While it’s unclear whether or not Bennett was in DC or on video conference, it’s clear that what transpired at the PARCC meeting in DC greatly influenced what he told Florida teachers the day after the meeting. Moreover, it’s clear that Common Core-PARCC was on his mind when he took part in the task force with five superintendents of schools and Sen. Bill Montford this past Monday. It was five days after the PARCC meeting in DC and four after the one he had with Scott and teachers. The Orlando Sentinel characterizes Bennett’s comments at Monday’s task force meeting this way:
Bennett said if he did make recommendations for changes, he would make sure they made sense given that Florida is to switch to a new batch of state tests in 2015, which also will require alterations to the grading system. That year the state is to replace most of the Florida Comprehensive Assessment Tests (PARCC) — a series of exams in math, reading, science and writing — with a new series of exams aligned with Common Core standards.

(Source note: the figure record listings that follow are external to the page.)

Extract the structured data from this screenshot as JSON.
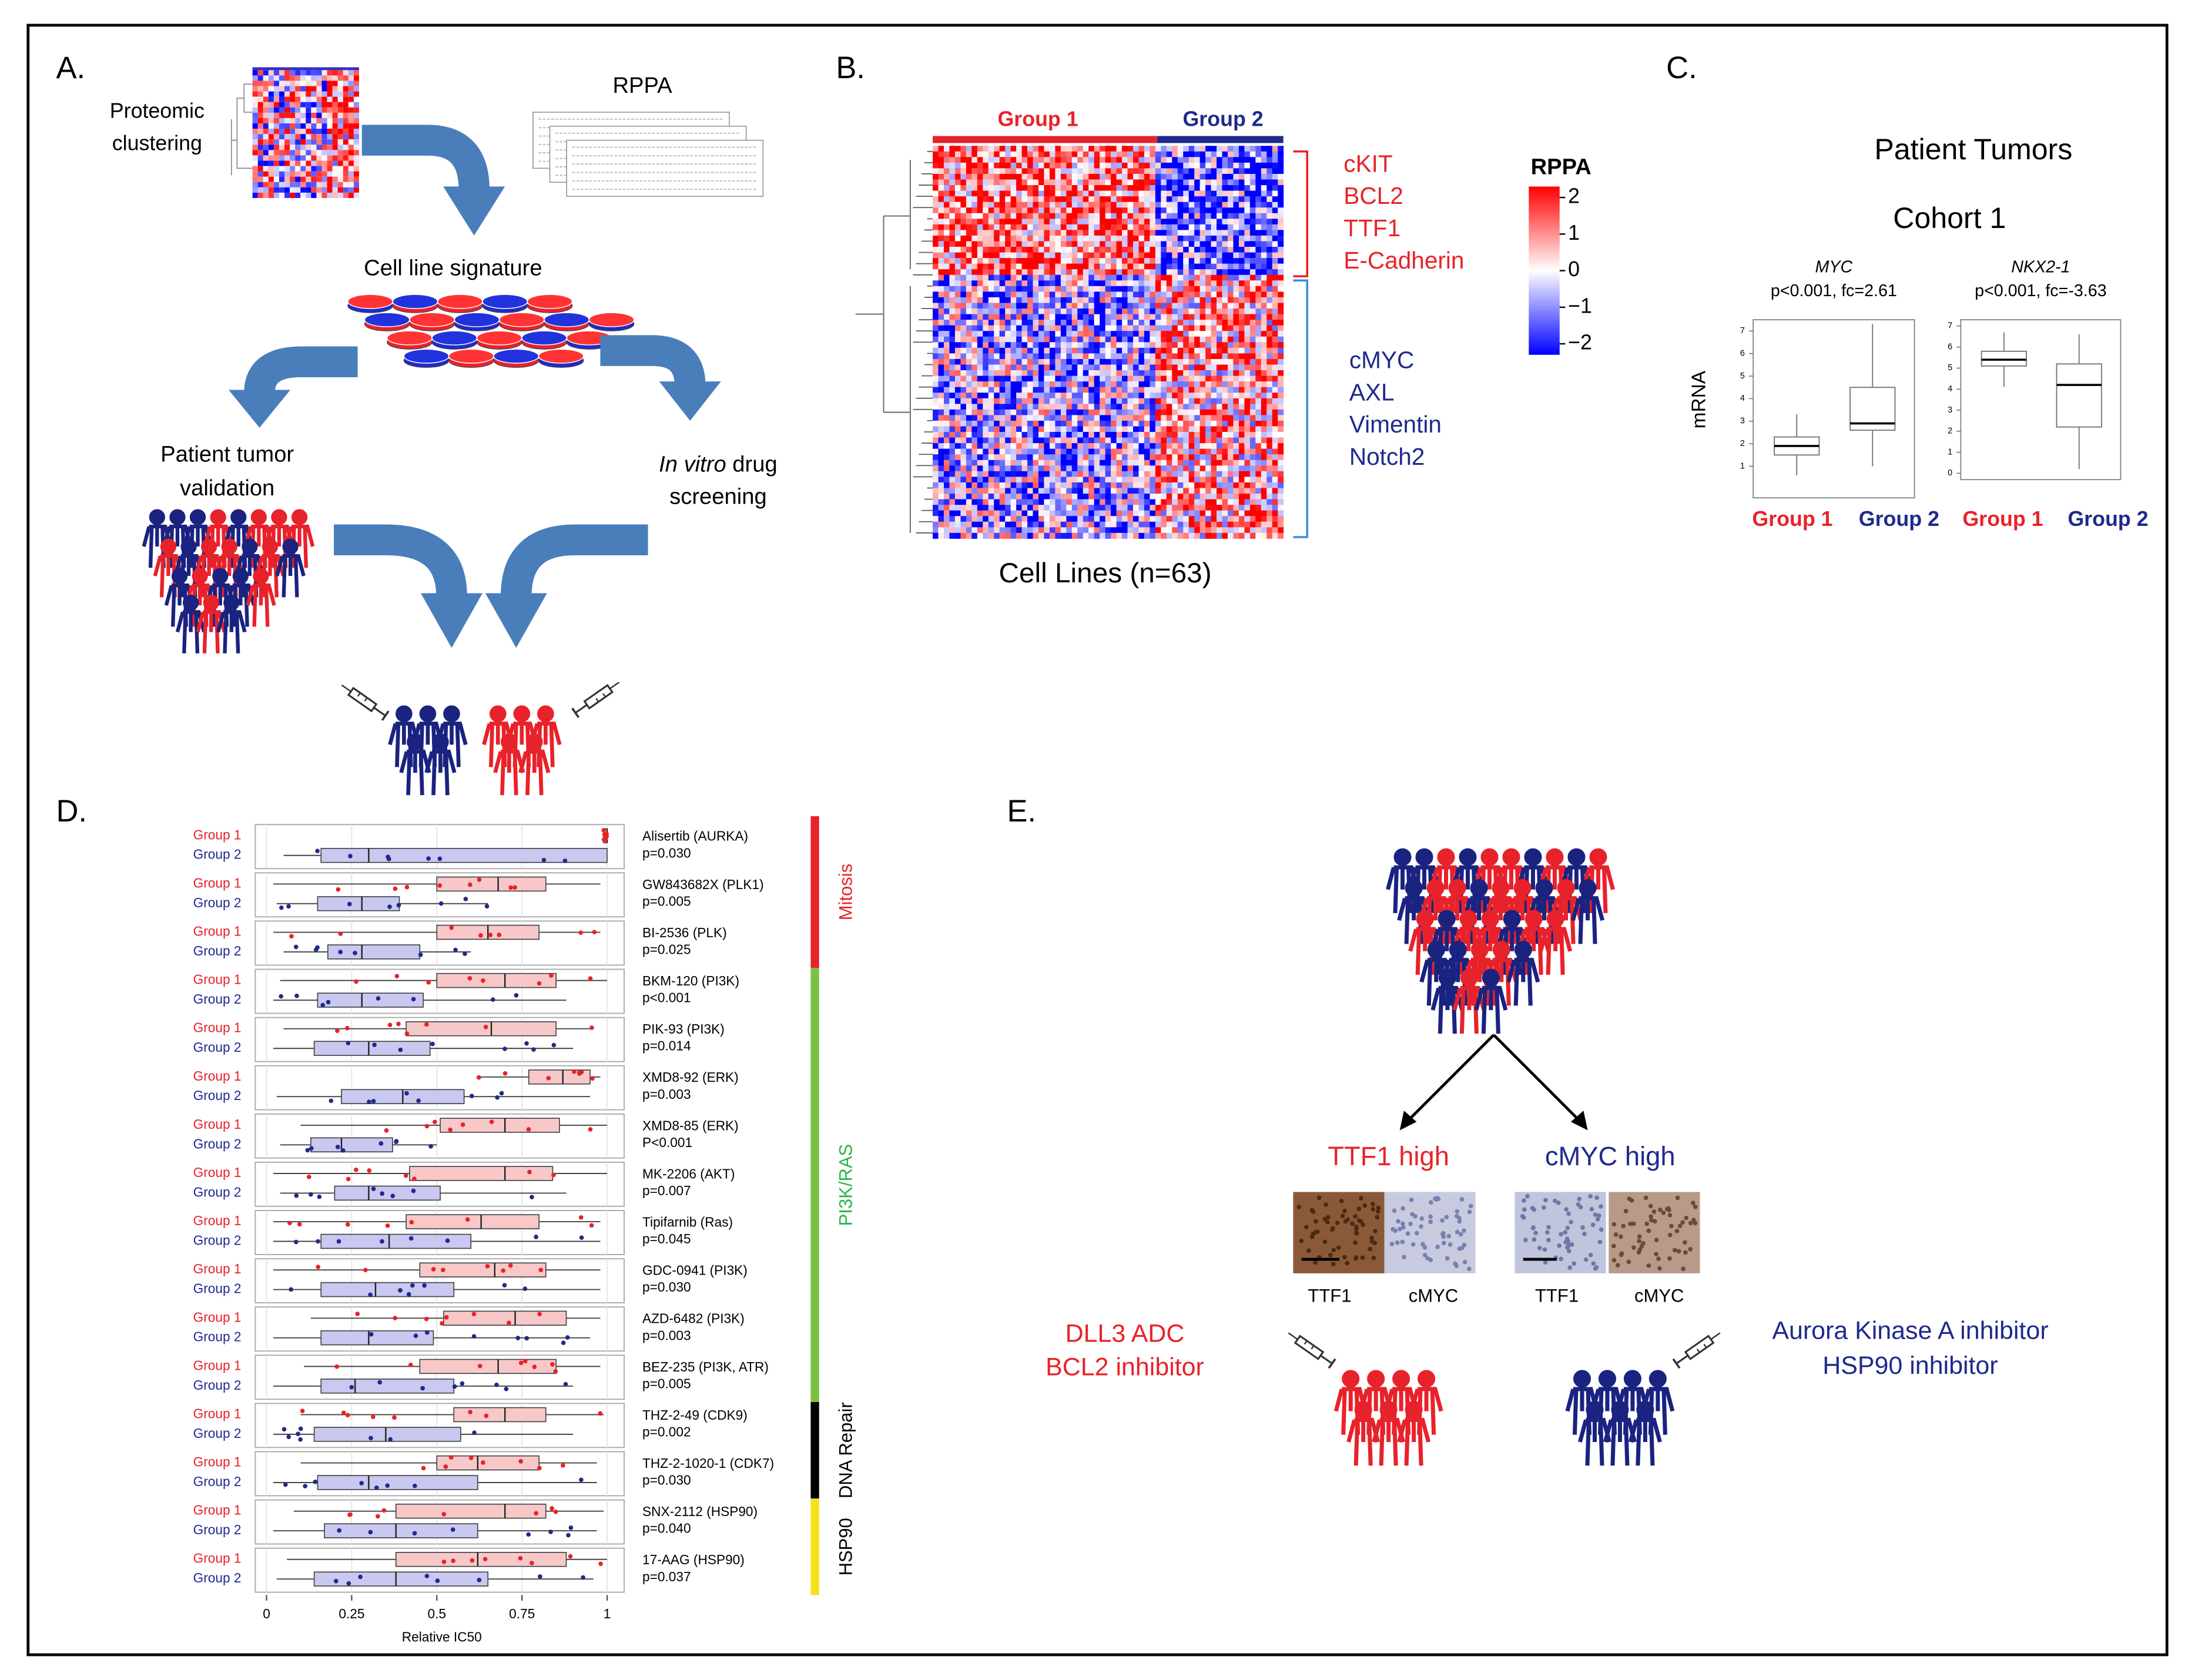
{
  "panel_a": {
    "label": "A.",
    "proteomic": [
      "Proteomic",
      "clustering"
    ],
    "rppa": "RPPA",
    "signature": "Cell line signature",
    "validation": [
      "Patient tumor",
      "validation"
    ],
    "screening": [
      "In vitro",
      " drug",
      "screening"
    ]
  },
  "panel_b": {
    "label": "B.",
    "groups": [
      {
        "name": "Group 1",
        "color": "#e8222a"
      },
      {
        "name": "Group 2",
        "color": "#1f2a8c"
      }
    ],
    "group1_markers": [
      "cKIT",
      "BCL2",
      "TTF1",
      "E-Cadherin"
    ],
    "group2_markers": [
      "cMYC",
      "AXL",
      "Vimentin",
      "Notch2"
    ],
    "legend_title": "RPPA",
    "clim": [
      -2.3,
      2.3
    ],
    "colorbar_ticks": [
      2,
      1,
      0,
      {
        "value": -1,
        "label": "−1"
      },
      {
        "value": -2,
        "label": "−2"
      }
    ],
    "xlabel": "Cell Lines (n=63)"
  },
  "panel_c": {
    "label": "C.",
    "title": "Patient Tumors",
    "subtitle": "Cohort 1",
    "ylabel": "mRNA",
    "categories": [
      "Group 1",
      "Group 2"
    ],
    "colors": [
      "#e8222a",
      "#1f2a8c"
    ],
    "charts": [
      {
        "type": "box",
        "title": "MYC",
        "stats_label": "p<0.001, fc=2.61",
        "ylim": [
          -0.4,
          7.5
        ],
        "yticks": [
          1,
          2,
          3,
          4,
          5,
          6,
          7
        ],
        "boxes": [
          [
            0.6,
            1.5,
            1.9,
            2.3,
            3.3
          ],
          [
            1,
            2.6,
            2.9,
            4.5,
            7.3
          ]
        ]
      },
      {
        "type": "box",
        "title": "NKX2-1",
        "stats_label": "p<0.001, fc=-3.63",
        "ylim": [
          -0.3,
          7.3
        ],
        "yticks": [
          0,
          1,
          2,
          3,
          4,
          5,
          6,
          7
        ],
        "boxes": [
          [
            4.1,
            5.1,
            5.4,
            5.8,
            6.7
          ],
          [
            0.2,
            2.2,
            4.2,
            5.2,
            6.6
          ]
        ]
      }
    ]
  },
  "panel_d": {
    "label": "D.",
    "type": "box",
    "xlabel": "Relative  IC50",
    "xlim": [
      -0.033,
      1.05
    ],
    "xticks": [
      0,
      0.25,
      0.5,
      0.75,
      1
    ],
    "series": [
      {
        "name": "Group 1",
        "color": "#e8222a",
        "fill": "#f8c8c8"
      },
      {
        "name": "Group 2",
        "color": "#1f2a8c",
        "fill": "#c8c8f0"
      }
    ],
    "pathways": [
      {
        "name": "Mitosis",
        "color": "#e8222a",
        "text_color": "#e8222a",
        "drugs": [
          {
            "name": "Alisertib (AURKA)",
            "p": "p=0.030",
            "stats": [
              [
                0.99,
                0.99,
                1,
                1,
                1
              ],
              [
                0.05,
                0.16,
                0.3,
                1,
                1
              ]
            ]
          },
          {
            "name": "GW843682X (PLK1)",
            "p": "p=0.005",
            "stats": [
              [
                0.02,
                0.5,
                0.68,
                0.82,
                0.98
              ],
              [
                0.03,
                0.15,
                0.28,
                0.39,
                0.65
              ]
            ]
          },
          {
            "name": " BI-2536 (PLK)",
            "p": "p=0.025",
            "stats": [
              [
                0.02,
                0.5,
                0.65,
                0.8,
                0.98
              ],
              [
                0.05,
                0.18,
                0.28,
                0.45,
                0.6
              ]
            ]
          }
        ]
      },
      {
        "name": "PI3K/RAS",
        "color": "#7ac143",
        "text_color": "#2bb34a",
        "drugs": [
          {
            "name": "BKM-120 (PI3K)",
            "p": "p<0.001",
            "stats": [
              [
                0.04,
                0.5,
                0.7,
                0.85,
                1
              ],
              [
                0.02,
                0.15,
                0.28,
                0.46,
                0.88
              ]
            ]
          },
          {
            "name": "PIK-93 (PI3K)",
            "p": "p=0.014",
            "stats": [
              [
                0.05,
                0.41,
                0.66,
                0.85,
                0.96
              ],
              [
                0.02,
                0.14,
                0.3,
                0.48,
                0.9
              ]
            ]
          },
          {
            "name": "XMD8-92 (ERK)",
            "p": "p=0.003",
            "stats": [
              [
                0.62,
                0.77,
                0.87,
                0.95,
                0.98
              ],
              [
                0.03,
                0.22,
                0.4,
                0.58,
                0.95
              ]
            ]
          },
          {
            "name": "XMD8-85 (ERK)",
            "p": "P<0.001",
            "stats": [
              [
                0.1,
                0.51,
                0.7,
                0.86,
                1
              ],
              [
                0.04,
                0.13,
                0.22,
                0.37,
                0.5
              ]
            ]
          },
          {
            "name": "MK-2206 (AKT)",
            "p": "p=0.007",
            "stats": [
              [
                0.02,
                0.42,
                0.7,
                0.84,
                1
              ],
              [
                0.04,
                0.2,
                0.3,
                0.51,
                0.88
              ]
            ]
          },
          {
            "name": "Tipifarnib (Ras)",
            "p": "p=0.045",
            "stats": [
              [
                0.02,
                0.41,
                0.63,
                0.8,
                0.98
              ],
              [
                0.02,
                0.16,
                0.36,
                0.6,
                0.98
              ]
            ]
          },
          {
            "name": "GDC-0941 (PI3K)",
            "p": "p=0.030",
            "stats": [
              [
                0.02,
                0.45,
                0.67,
                0.82,
                0.98
              ],
              [
                0.02,
                0.16,
                0.32,
                0.55,
                0.98
              ]
            ]
          },
          {
            "name": "AZD-6482 (PI3K)",
            "p": "p=0.003",
            "stats": [
              [
                0.13,
                0.52,
                0.73,
                0.88,
                0.98
              ],
              [
                0.02,
                0.16,
                0.3,
                0.49,
                0.95
              ]
            ]
          },
          {
            "name": "BEZ-235 (PI3K, ATR)",
            "p": "p=0.005",
            "stats": [
              [
                0.11,
                0.45,
                0.68,
                0.85,
                0.98
              ],
              [
                0.02,
                0.16,
                0.26,
                0.55,
                0.9
              ]
            ]
          }
        ]
      },
      {
        "name": "DNA Repair",
        "color": "#000000",
        "text_color": "#000000",
        "drugs": [
          {
            "name": "THZ-2-49 (CDK9)",
            "p": "p=0.002",
            "stats": [
              [
                0.1,
                0.55,
                0.7,
                0.82,
                0.99
              ],
              [
                0.02,
                0.14,
                0.35,
                0.57,
                0.9
              ]
            ]
          },
          {
            "name": "THZ-2-1020-1 (CDK7)",
            "p": "p=0.030",
            "stats": [
              [
                0.1,
                0.5,
                0.62,
                0.8,
                0.97
              ],
              [
                0.02,
                0.15,
                0.3,
                0.62,
                0.97
              ]
            ]
          }
        ]
      },
      {
        "name": "HSP90",
        "color": "#f5e11a",
        "text_color": "#000000",
        "drugs": [
          {
            "name": "SNX-2112 (HSP90)",
            "p": "p=0.040",
            "stats": [
              [
                0.08,
                0.38,
                0.7,
                0.82,
                0.99
              ],
              [
                0.02,
                0.17,
                0.38,
                0.62,
                0.97
              ]
            ]
          },
          {
            "name": "17-AAG (HSP90)",
            "p": "p=0.037",
            "stats": [
              [
                0.06,
                0.38,
                0.62,
                0.88,
                1
              ],
              [
                0.03,
                0.14,
                0.38,
                0.65,
                0.96
              ]
            ]
          }
        ]
      }
    ]
  },
  "panel_e": {
    "label": "E.",
    "ttf1_high": "TTF1 high",
    "cmyc_high": "cMYC high",
    "stain_labels": [
      "TTF1",
      "cMYC",
      "TTF1",
      "cMYC"
    ],
    "group1_treatments": [
      "DLL3 ADC",
      "BCL2 inhibitor"
    ],
    "group2_treatments": [
      "Aurora Kinase A inhibitor",
      "HSP90 inhibitor"
    ]
  }
}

It would be acceptable if Bennett were devoted to Common-Core PARCC on solely on a philosophical basis, but he’s not. He’s major player of something far bigger than the interests of Florida’s schools and children. Bennett’s rhetoric confirms as much. For today’s education reformers, Common Core-PARCC puts final control of the nation’s education apparatus in their hands.
Bennett has made sure he is insulated from naysayers and opposition that may emerge in the FLDOE and on the state board. His top two staffers, Will Krebs and Dale Chu came with him form Indiana. Bennett put them both what’s quickly turning out to be a bogus school grades task force. He’s made clear he’s already made up his mind.
Scathing Purple Musings reported here yesterday that Bennett also serves as the fiscal agent for the 21 member states of PARCC and brought the job with him from Indiana. Bennett can no longer deny that he has a conflict of interest. It is time for him to address these conflicts with members of the Florida media and his immediate superiors on the state board.